1. 我有一个（1000x1000x1000）的三维数组要在进程之间分配。在第一种方法中，我将数组展平，然后将数组分发给进程，大约需要7.86秒。

2. 在第二种方法中，我使用MPI派生数据类型来Scatterv三维数组，我注意到这需要约165.34秒。但相同数据的Gatherv花费了约14.24秒。

3. 这种不一致的原因是什么？我预期Scatterv需要与Gatherv相似的时间。

以下是代码：

program ex_scatterv
use mpi
use iso_fortran_env, only : real64
implicit none

! 分配数组
real(real64), allocatable,dimension(:,:,:) :: array, array_local
real(real64), allocatable,dimension(:) :: array_flat, array_local_flat
integer :: rank, num_procs, i, j, k
integer :: nx, ny, nz, str_idx, end_idx, local_size, local_size_flat
integer, dimension(:), allocatable :: sendcounts, displacements
integer :: sizes(3), sub_sizes(3), starts(3), recv_starts(3), recv_sizes(3), &
send_type, resize_send_type, recv_type, resize_recv_type
integer(kind=8) :: lb, extent, lb_resize
real(real64) :: start_time
integer :: mpierr
call mpi_init(mpierr)
call mpi_comm_size(mpi_comm_world, num_procs, mpierr)
call mpi_comm_rank(mpi_comm_world, rank, mpierr)

! 数组的大小
nx=1000
ny=1000
nz=1000

if(rank==0) then
if(num_procs>nx) then
print*, "进程数量应小于或等于数组的第一维度"
call MPI_Abort(mpi_comm_world, 1, mpierr)
endif
endif

start_time=MPI_Wtime()
! 在根进程中分配
if(rank==0) then
allocate(array(nx,ny,nz))
allocate(array_flat(nx*ny*nz))
else !对于其他进程，分配零大小
allocate(array(0,0,0))
endif

! 为数组分配值
if(rank==0) then
do k=1,nz
do j=1,ny
do i=1,nx
array(i,j,k) = (i-1)+(j-1)*nx+(k-1)*nx*ny
end do
end do
end do
! 展平三维数组
forall(k=1:nz, j=1:ny, i=1:nx) array_flat(k+(j-1)*nz+(i-1)*ny*nz)=array(i,j,k)
endif

! 在不同的进程之间分发三维数组
call distribute_points(nx, rank, num_procs, str_idx, end_idx)
local_size = end_idx - str_idx + 1
local_size_flat = local_size*ny*nz

! 为每个进程分配本地数组
allocate(array_local_flat(local_size_flat))
allocate(array_local(local_size, ny, nz))
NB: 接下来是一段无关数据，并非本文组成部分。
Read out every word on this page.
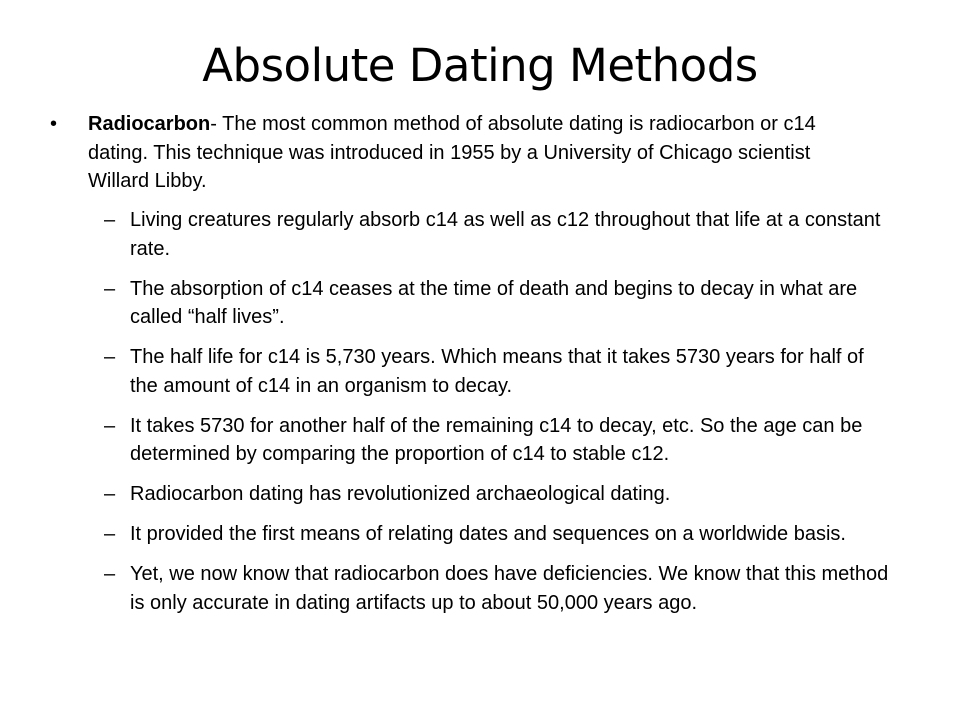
Absolute Dating Methods
•	Radiocarbon- The most common method of absolute dating is radiocarbon or c14 dating. This technique was introduced in 1955 by a University of Chicago scientist Willard Libby.
– Living creatures regularly absorb c14 as well as c12 throughout that life at a constant rate.
– The absorption of c14 ceases at the time of death and begins to decay in what are called “half lives”.
– The half life for c14 is 5,730 years. Which means that it takes 5730 years for half of the amount of c14 in an organism to decay.
– It takes 5730 for another half of the remaining c14 to decay, etc. So the age can be determined by comparing the proportion of c14 to stable c12.
– Radiocarbon dating has revolutionized archaeological dating.
– It provided the first means of relating dates and sequences on a worldwide basis.
– Yet, we now know that radiocarbon does have deficiencies. We know that this method is only accurate in dating artifacts up to about 50,000 years ago.
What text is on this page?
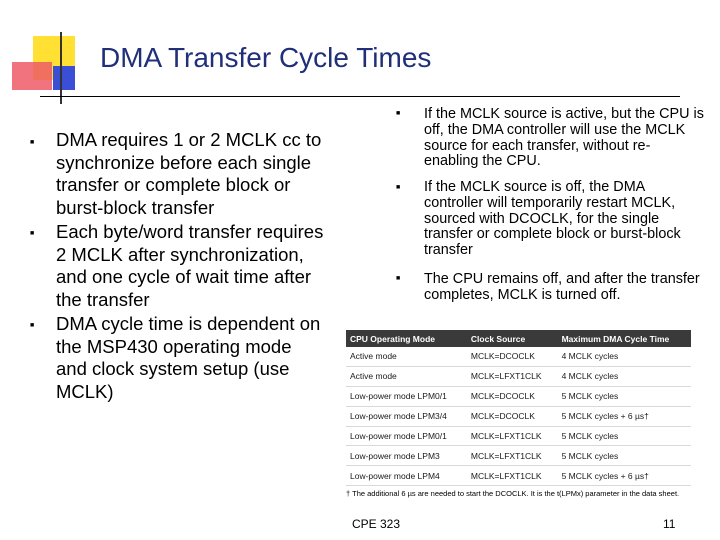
DMA Transfer Cycle Times
■
DMA requires 1 or 2 MCLK cc to synchronize before each single transfer or complete block or burst-block transfer
■
Each byte/word transfer requires 2 MCLK after synchronization, and one cycle of wait time after the transfer
■
DMA cycle time is dependent on the MSP430 operating mode and clock system setup (use MCLK)
■
If the MCLK source is active, but the CPU is off, the DMA controller will use the MCLK source for each transfer, without re-enabling the CPU.
■
If the MCLK source is off, the DMA controller will temporarily restart MCLK, sourced with DCOCLK, for the single transfer or complete block or burst-block transfer
■
The CPU remains off, and after the transfer completes, MCLK is turned off.
CPU Operating Mode	Clock Source	Maximum DMA Cycle Time
Active mode	MCLK=DCOCLK	4 MCLK cycles
Active mode	MCLK=LFXT1CLK	4 MCLK cycles
Low-power mode LPM0/1	MCLK=DCOCLK	5 MCLK cycles
Low-power mode LPM3/4	MCLK=DCOCLK	5 MCLK cycles + 6 µs†
Low-power mode LPM0/1	MCLK=LFXT1CLK	5 MCLK cycles
Low-power mode LPM3	MCLK=LFXT1CLK	5 MCLK cycles
Low-power mode LPM4	MCLK=LFXT1CLK	5 MCLK cycles + 6 µs†
† The additional 6 µs are needed to start the DCOCLK. It is the t(LPMx) parameter in the data sheet.
CPE 323	11
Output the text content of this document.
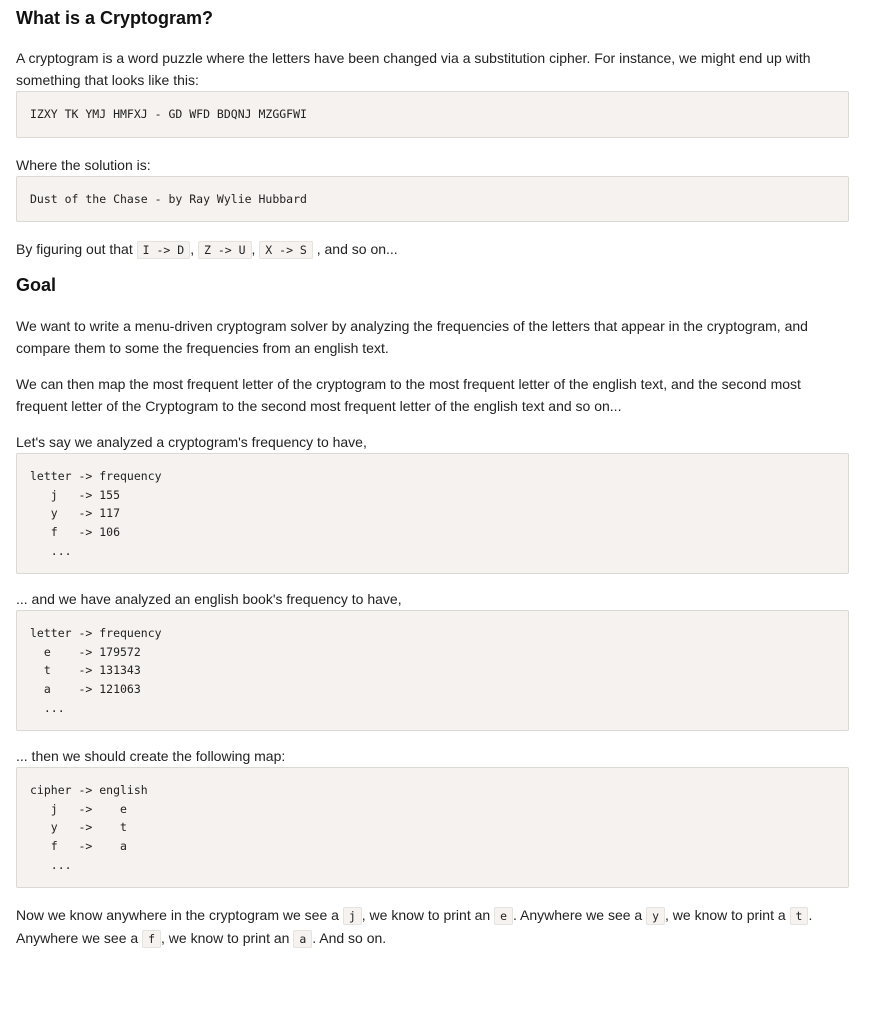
What is a Cryptogram?

A cryptogram is a word puzzle where the letters have been changed via a substitution cipher. For instance, we might end up with something that looks like this:

IZXY TK YMJ HMFXJ - GD WFD BDQNJ MZGGFWI

Where the solution is:

Dust of the Chase - by Ray Wylie Hubbard

By figuring out that I -> D , Z -> U , X -> S , and so on...

Goal

We want to write a menu-driven cryptogram solver by analyzing the frequencies of the letters that appear in the cryptogram, and compare them to some the frequencies from an english text.

We can then map the most frequent letter of the cryptogram to the most frequent letter of the english text, and the second most frequent letter of the Cryptogram to the second most frequent letter of the english text and so on...

Let's say we analyzed a cryptogram's frequency to have,

letter -> frequency
j   -> 155
y   -> 117
f   -> 106
...

... and we have analyzed an english book's frequency to have,

letter -> frequency
e    -> 179572
t    -> 131343
a    -> 121063
...

... then we should create the following map:

cipher -> english
j   ->    e
y   ->    t
f   ->    a
...

Now we know anywhere in the cryptogram we see a j , we know to print an e . Anywhere we see a y , we know to print a t . Anywhere we see a f , we know to print an a . And so on.
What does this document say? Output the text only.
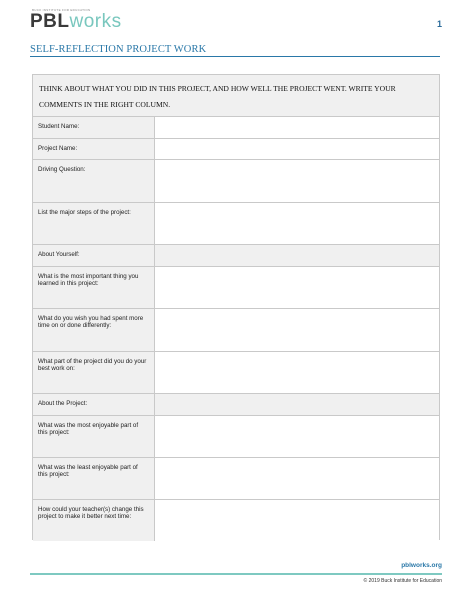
BUCK INSTITUTE FOR EDUCATION
PBLworks	1
SELF-REFLECTION PROJECT WORK
THINK ABOUT WHAT YOU DID IN THIS PROJECT, AND HOW WELL THE PROJECT WENT. WRITE YOUR COMMENTS IN THE RIGHT COLUMN.
Student Name:
Project Name:
Driving Question:
List the major steps of the project:
About Yourself:
What is the most important thing you learned in this project:
What do you wish you had spent more time on or done differently:
What part of the project did you do your best work on:
About the Project:
What was the most enjoyable part of this project:
What was the least enjoyable part of this project:
How could your teacher(s) change this project to make it better next time:
pblworks.org
© 2019 Buck Institute for Education
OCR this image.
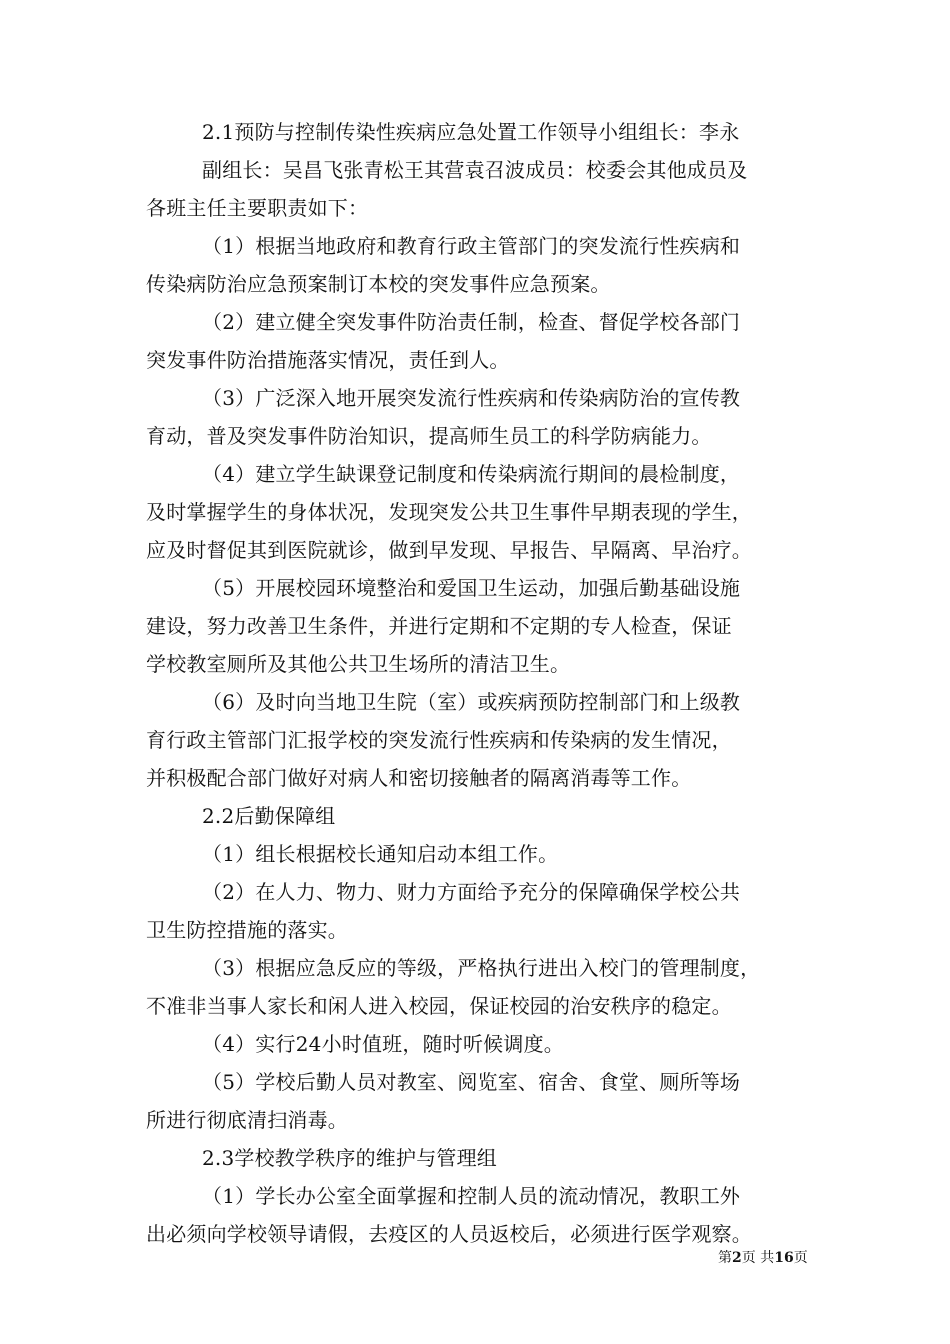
2.1预防与控制传染性疾病应急处置工作领导小组组长：李永
副组长：吴昌飞张青松王其营袁召波成员：校委会其他成员及
各班主任主要职责如下：
（1）根据当地政府和教育行政主管部门的突发流行性疾病和
传染病防治应急预案制订本校的突发事件应急预案。
（2）建立健全突发事件防治责任制，检查、督促学校各部门
突发事件防治措施落实情况，责任到人。
（3）广泛深入地开展突发流行性疾病和传染病防治的宣传教
育动，普及突发事件防治知识，提高师生员工的科学防病能力。
（4）建立学生缺课登记制度和传染病流行期间的晨检制度，
及时掌握学生的身体状况，发现突发公共卫生事件早期表现的学生，
应及时督促其到医院就诊，做到早发现、早报告、早隔离、早治疗。
（5）开展校园环境整治和爱国卫生运动，加强后勤基础设施
建设，努力改善卫生条件，并进行定期和不定期的专人检查，保证
学校教室厕所及其他公共卫生场所的清洁卫生。
（6）及时向当地卫生院（室）或疾病预防控制部门和上级教
育行政主管部门汇报学校的突发流行性疾病和传染病的发生情况，
并积极配合部门做好对病人和密切接触者的隔离消毒等工作。
2.2后勤保障组
（1）组长根据校长通知启动本组工作。
（2）在人力、物力、财力方面给予充分的保障确保学校公共
卫生防控措施的落实。
（3）根据应急反应的等级，严格执行进出入校门的管理制度，
不准非当事人家长和闲人进入校园，保证校园的治安秩序的稳定。
（4）实行24小时值班，随时听候调度。
（5）学校后勤人员对教室、阅览室、宿舍、食堂、厕所等场
所进行彻底清扫消毒。
2.3学校教学秩序的维护与管理组
（1）学长办公室全面掌握和控制人员的流动情况，教职工外
出必须向学校领导请假，去疫区的人员返校后，必须进行医学观察。
第2页 共16页
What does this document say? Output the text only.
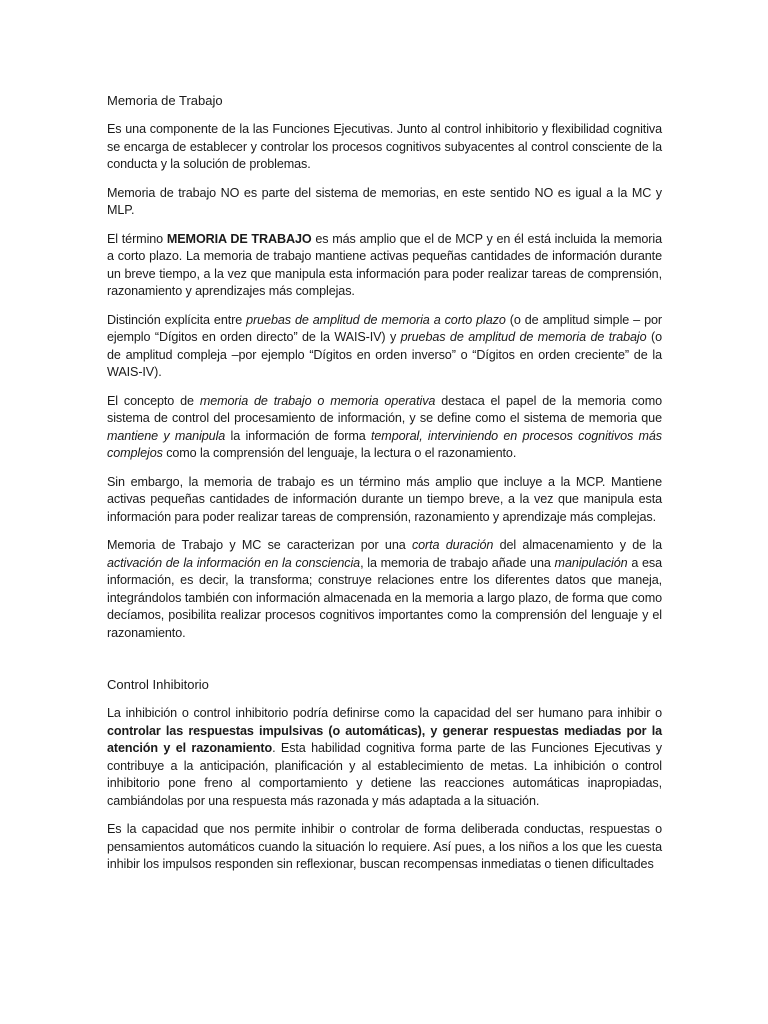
Memoria de Trabajo

Es una componente de la las Funciones Ejecutivas. Junto al control inhibitorio y flexibilidad cognitiva se encarga de establecer y controlar los procesos cognitivos subyacentes al control consciente de la conducta y la solución de problemas.

Memoria de trabajo NO es parte del sistema de memorias, en este sentido NO es igual a la MC y MLP.

El término MEMORIA DE TRABAJO es más amplio que el de MCP y en él está incluida la memoria a corto plazo. La memoria de trabajo mantiene activas pequeñas cantidades de información durante un breve tiempo, a la vez que manipula esta información para poder realizar tareas de comprensión, razonamiento y aprendizajes más complejas.

Distinción explícita entre pruebas de amplitud de memoria a corto plazo (o de amplitud simple – por ejemplo “Dígitos en orden directo” de la WAIS-IV) y pruebas de amplitud de memoria de trabajo (o de amplitud compleja –por ejemplo “Dígitos en orden inverso” o “Dígitos en orden creciente” de la WAIS-IV).

El concepto de memoria de trabajo o memoria operativa destaca el papel de la memoria como sistema de control del procesamiento de información, y se define como el sistema de memoria que mantiene y manipula la información de forma temporal, interviniendo en procesos cognitivos más complejos como la comprensión del lenguaje, la lectura o el razonamiento.

Sin embargo, la memoria de trabajo es un término más amplio que incluye a la MCP. Mantiene activas pequeñas cantidades de información durante un tiempo breve, a la vez que manipula esta información para poder realizar tareas de comprensión, razonamiento y aprendizaje más complejas.

Memoria de Trabajo y MC se caracterizan por una corta duración del almacenamiento y de la activación de la información en la consciencia, la memoria de trabajo añade una manipulación a esa información, es decir, la transforma; construye relaciones entre los diferentes datos que maneja, integrándolos también con información almacenada en la memoria a largo plazo, de forma que como decíamos, posibilita realizar procesos cognitivos importantes como la comprensión del lenguaje y el razonamiento.

Control Inhibitorio

La inhibición o control inhibitorio podría definirse como la capacidad del ser humano para inhibir o controlar las respuestas impulsivas (o automáticas), y generar respuestas mediadas por la atención y el razonamiento. Esta habilidad cognitiva forma parte de las Funciones Ejecutivas y contribuye a la anticipación, planificación y al establecimiento de metas. La inhibición o control inhibitorio pone freno al comportamiento y detiene las reacciones automáticas inapropiadas, cambiándolas por una respuesta más razonada y más adaptada a la situación.

Es la capacidad que nos permite inhibir o controlar de forma deliberada conductas, respuestas o pensamientos automáticos cuando la situación lo requiere. Así pues, a los niños a los que les cuesta inhibir los impulsos responden sin reflexionar, buscan recompensas inmediatas o tienen dificultades
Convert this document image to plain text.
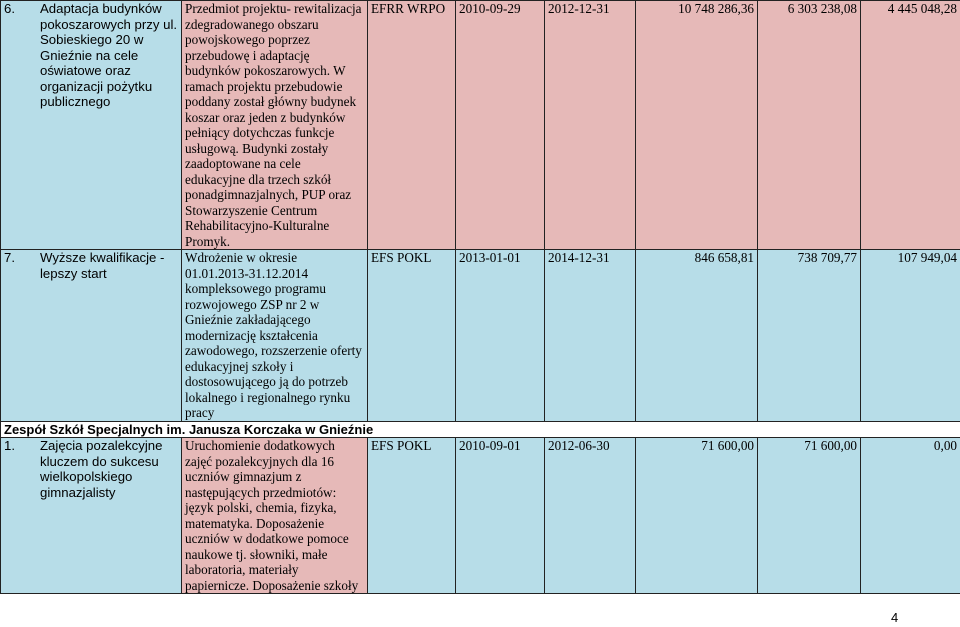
6. Adaptacja budynków pokoszarowych przy ul. Sobieskiego 20 w Gnieźnie na cele oświatowe oraz organizacji pożytku publicznego	Przedmiot projektu- rewitalizacja zdegradowanego obszaru powojskowego poprzez przebudowę i adaptację budynków pokoszarowych. W ramach projektu przebudowie poddany został główny budynek koszar oraz jeden z budynków pełniący dotychczas funkcje usługową. Budynki zostały zaadoptowane na cele edukacyjne dla trzech szkół ponadgimnazjalnych, PUP oraz Stowarzyszenie Centrum Rehabilitacyjno-Kulturalne Promyk.	EFRR WRPO	2010-09-29	2012-12-31	10 748 286,36	6 303 238,08	4 445 048,28
7. Wyższe kwalifikacje - lepszy start	Wdrożenie w okresie 01.01.2013-31.12.2014 kompleksowego programu rozwojowego ZSP nr 2 w Gnieźnie zakładającego modernizację kształcenia zawodowego, rozszerzenie oferty edukacyjnej szkoły i dostosowującego ją do potrzeb lokalnego i regionalnego rynku pracy	EFS POKL	2013-01-01	2014-12-31	846 658,81	738 709,77	107 949,04
Zespół Szkół Specjalnych im. Janusza Korczaka w Gnieźnie							
1. Zajęcia pozalekcyjne kluczem do sukcesu wielkopolskiego gimnazjalisty	Uruchomienie dodatkowych zajęć pozalekcyjnych dla 16 uczniów gimnazjum z następujących przedmiotów: język polski, chemia, fizyka, matematyka. Doposażenie uczniów w dodatkowe pomoce naukowe tj. słowniki, małe laboratoria, materiały papiernicze. Doposażenie szkoły	EFS POKL	2010-09-01	2012-06-30	71 600,00	71 600,00	0,00
4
! 为广播分配sendcounts和displacements数组
allocate(sendcounts(num_procs), displacements(num_procs))

! 收集所有进程的displacements和sendcounts
call MPI_Allgather(str_idx, 1, MPI_INTEGER, displacements, 1, MPI_INTEGER, &
MPI_COMM_WORLD, mpierr)
call MPI_Allgather(local_size, 1, MPI_INTEGER, sendcounts, 1, &
MPI_INTEGER, MPI_COMM_WORLD, mpierr)

! 总的sendcounts和displacements
sendcounts = sendcounts*ny*nz
displacements = displacements - 1 ! MPI中的数组索引从0开始（C语言）
displacements = displacements*ny*nz

! 将展平的数组分散到进程之间
call MPI_Scatterv(array_flat, sendcounts, displacements, MPI_DOUBLE_PRECISION, &
array_local_flat, local_size*ny*nz, MPI_DOUBLE_PRECISION, 0, MPI_COMM_WORLD, &
mpierr)

! 从展平的本地数组中形成三维数组
forall(k=1:nz, j=1:ny, i=1:local_size) array_local(i,j,k) = &
array_local_flat(k+(j-1)*nz+(i-1)*ny*nz)

! 如果rank为0，则打印时间
if(rank==0) then
print*, "展平和分散所花费的时间：", MPI_Wtime()-start_time
endif

call MPI_Barrier(mpi_comm_world, mpierr)
! 释放(array_flat, array_local_flat)

start_time=MPI_Wtime()
! 使用子数组类型进行分散
sizes = [nx, ny, nz]
recv_sizes=[local_size, ny, nz]
sub_sizes = [1, ny, nz]
starts = [0, 0, 0]
recv_starts = [0, 0, 0]

! 获取MPI_DOUBLE_PRECISION的extent
call MPI_Type_get_extent(MPI_DOUBLE_PRECISION, lb, extent, mpierr)

! 为发送数据创建MPI子数组数据类型
call MPI_Type_create_subarray(3, sizes, sub_sizes, starts, &
MPI_ORDER_FORTRAN, MPI_DOUBLE_PRECISION, send_type, mpierr)
lb_resize=0
! 调整发送子数组以从正确位置开始发送
call MPI_Type_create_resized(send_type, lb_resize, extent, &
resize_send_type, mpierr)
call MPI_Type_commit(resize_send_type, mpierr)

! 为接收数据创建MPI子数组数据类型
call MPI_Type_create_subarray(3, recv_sizes, sub_sizes, recv_starts, &
MPI_ORDER_FORTRAN, MPI_DOUBLE_PRECISION, recv_type, mpierr)

! 调整接收子数组以从正确位置开始接收
call MPI_Type_create_resized(recv_type, lb_resize, extent, &
resize_recv_type, mpierr)
call MPI_Type_commit(resize_recv_type, mpierr)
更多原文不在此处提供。